Vishnu Reddy Kanupuru
Gerard P. Kuiper Space Sci., 233
Vishnu Reddy is a planetary scientist and an infrared spectroscopist interested in connections between asteroids and meteorites to understand Solar System formation. His research also focuses on surveillance and characterization of space objects in cislunar space for the United States Space Force. He received his doctorate from University of North Dakota in Earth System Science and Policy (2009) where his dissertation focused on a mineralogical survey of the near-Earth asteroid population. He was a post-doctoral researcher at Observatório Nacional, Brazil (2010) and Research Assistant Professor at UND (2010-2013) during which he was the science lead for the framing camera team at the Max-Planck Institute for Solar System Research, Germany on NASA's Dawn mission to asteroid (4) Vesta.
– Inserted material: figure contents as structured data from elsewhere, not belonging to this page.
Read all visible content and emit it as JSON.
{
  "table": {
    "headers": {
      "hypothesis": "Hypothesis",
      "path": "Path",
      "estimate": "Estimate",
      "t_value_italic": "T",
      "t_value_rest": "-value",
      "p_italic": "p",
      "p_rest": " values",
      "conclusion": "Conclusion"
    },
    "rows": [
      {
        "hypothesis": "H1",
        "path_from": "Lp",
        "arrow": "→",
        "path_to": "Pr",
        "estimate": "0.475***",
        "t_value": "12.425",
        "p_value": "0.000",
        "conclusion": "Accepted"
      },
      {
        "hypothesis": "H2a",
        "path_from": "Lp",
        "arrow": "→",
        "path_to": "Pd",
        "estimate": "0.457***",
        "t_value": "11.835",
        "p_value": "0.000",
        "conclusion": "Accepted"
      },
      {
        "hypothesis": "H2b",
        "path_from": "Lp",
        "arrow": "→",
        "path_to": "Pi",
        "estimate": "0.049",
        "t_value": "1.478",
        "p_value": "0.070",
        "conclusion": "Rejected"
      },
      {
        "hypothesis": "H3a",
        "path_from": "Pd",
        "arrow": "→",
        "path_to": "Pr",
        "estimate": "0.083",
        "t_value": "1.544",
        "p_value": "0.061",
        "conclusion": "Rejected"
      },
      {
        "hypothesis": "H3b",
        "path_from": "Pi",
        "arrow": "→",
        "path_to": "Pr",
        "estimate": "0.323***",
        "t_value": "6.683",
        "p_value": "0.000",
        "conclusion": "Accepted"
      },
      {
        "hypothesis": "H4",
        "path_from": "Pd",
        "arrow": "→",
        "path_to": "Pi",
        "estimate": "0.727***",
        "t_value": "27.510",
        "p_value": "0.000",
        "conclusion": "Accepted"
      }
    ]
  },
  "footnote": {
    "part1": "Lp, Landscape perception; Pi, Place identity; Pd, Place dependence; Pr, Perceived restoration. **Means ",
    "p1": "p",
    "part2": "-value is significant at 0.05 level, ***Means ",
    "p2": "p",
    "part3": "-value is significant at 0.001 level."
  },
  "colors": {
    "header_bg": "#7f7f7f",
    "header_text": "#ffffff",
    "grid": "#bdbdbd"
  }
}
He subsequently worked at the Planetary Science Institute (2013-2016) before moving to the University of Arizona (2016-present) where he is a Professor in the Lunar and Planetary Laboratory. At UA, he serves as the director of the Space4 Center and the Biosphere 2 Space Domain Awareness Observatory Complex responsible for all ground-based optical/infrared and passive radio frequency space surveillance assets. He served as the investigation team lead (2015-2020) on NASA Near-Earth Object Surveyor Mission to discover 90% of near-Earth objects (NEOs) larger than 140 meters to fulfill the George E. Brown Congressional mandate. Asteroid 1981 EQ28 has been named (8068) vishnureddy by the International Astronomical Union in recognition of his contribution to planetary defense.